How to avoid car sickness | AA Cars

Car sickness. It’s something that you really don’t want to happen. It means that one of your travelling party is likely to throw up – and no one wants that.

It can affect young and old, toddlers to adults, and it might not even be caused by anything in particular. But the good news is there are some techniques to prevent it or stop it in its tracks. Here are our tips on how to avoid car sickness.

What’s car sickness?

It’s a form of motion sickness, caused by your body’s senses receiving mixed messages. Your eyes are seeing one thing, such as a book or a screen, but your inner ear is sensing lots of movement from the car on the road. Signals from your skin, muscles and joints also have an effect.

This can lead to cold sweats, an upset stomach, fatigue and, potentially, vomiting. Other effects include dizziness, headaches, shortness of breath, pale skin and a feeling of discomfort. 

What can you do to stop it?

There are lots of ways to prevent car sickness or help ease the symptoms if it does strike.

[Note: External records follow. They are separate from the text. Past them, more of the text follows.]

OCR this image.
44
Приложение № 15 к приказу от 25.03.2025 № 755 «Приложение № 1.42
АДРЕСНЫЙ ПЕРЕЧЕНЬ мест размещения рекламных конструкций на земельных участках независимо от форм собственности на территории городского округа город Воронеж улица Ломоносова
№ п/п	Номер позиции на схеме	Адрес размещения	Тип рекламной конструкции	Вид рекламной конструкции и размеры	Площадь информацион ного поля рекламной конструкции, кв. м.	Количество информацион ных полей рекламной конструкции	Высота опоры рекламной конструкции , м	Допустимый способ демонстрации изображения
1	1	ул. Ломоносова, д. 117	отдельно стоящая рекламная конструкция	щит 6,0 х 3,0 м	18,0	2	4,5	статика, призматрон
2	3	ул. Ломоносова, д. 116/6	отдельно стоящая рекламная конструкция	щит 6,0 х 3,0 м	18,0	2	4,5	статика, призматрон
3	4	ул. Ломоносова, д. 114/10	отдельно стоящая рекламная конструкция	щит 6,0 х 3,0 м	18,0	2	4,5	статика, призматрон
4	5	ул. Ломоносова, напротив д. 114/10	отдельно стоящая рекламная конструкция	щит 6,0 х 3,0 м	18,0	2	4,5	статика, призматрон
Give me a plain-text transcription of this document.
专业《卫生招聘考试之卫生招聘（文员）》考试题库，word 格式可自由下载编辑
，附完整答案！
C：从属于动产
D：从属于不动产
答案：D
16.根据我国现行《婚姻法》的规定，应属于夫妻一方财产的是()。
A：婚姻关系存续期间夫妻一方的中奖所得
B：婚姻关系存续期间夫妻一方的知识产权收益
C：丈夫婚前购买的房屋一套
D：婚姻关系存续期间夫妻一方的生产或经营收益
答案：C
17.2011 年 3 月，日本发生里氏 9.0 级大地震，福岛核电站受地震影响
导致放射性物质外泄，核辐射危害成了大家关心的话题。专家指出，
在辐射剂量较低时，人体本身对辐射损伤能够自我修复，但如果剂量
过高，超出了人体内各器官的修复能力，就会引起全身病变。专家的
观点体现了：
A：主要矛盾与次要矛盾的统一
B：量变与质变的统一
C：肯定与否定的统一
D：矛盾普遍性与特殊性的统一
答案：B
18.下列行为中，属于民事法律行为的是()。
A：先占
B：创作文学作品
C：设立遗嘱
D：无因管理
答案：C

  • Sit in the front – Taking the front passenger seat can be very helpful, as you get the best view out of the car. It means you can focus on the horizon ahead. If that’s not possible, sit where you can see a flat line ahead to focus on that. However, we would advise that children ride in the rear.
  • Try to sleep – By closing your eyes, it stops one of the senses from giving your brain any messages. That reduces input from the outside and means your body can calm down.
  • Open a window – Getting fresh air inside the car can reduce the effects. Try to do it where there aren’t any strong smells, as that can make things worse. Taking deep breaths can also help – in through the nose and out through the mouth.
  • Distractions – Talking, listening to music or singing can stop you thinking about the sickness. 
  • Take breaks – This is especially important on longer journeys. Walking, drinking water and getting some fresh air every 2 hours can help limit the effects.
  • Take medication – There are some medical options that can limit the symptoms. They can help reduce your sickness if taken at the recommended times. Patches are also available. 
  • Eat ginger – Chewing ginger in sweets and biscuits or in a tablet can cut out potential nausea. 

What shouldn’t you do?

If you’re one of those unlucky people prone to falling ill in the car…

  • Don’t watch videos – Watching films or shows on the go can confuse your brain further. 
  • Don’t look at other moving objects – Same as watching videos, this can trick your brain into seeing something the rest of the body isn’t feeling. Watching passing cars can add to the effect of car sickness.
  • Don’t eat large meals before or during journeys – The digestion process uses blood needed to prevent nausea. If you must eat something, stick to light meals. 
  • Don’t read –Reading books, magazines, newspapers or comics can have the same effect on your body as watching videos. So, even if you’ve got that best-seller that you’re simply desperate to lose yourself in, save it for when you’re not in the car and can really enjoy it!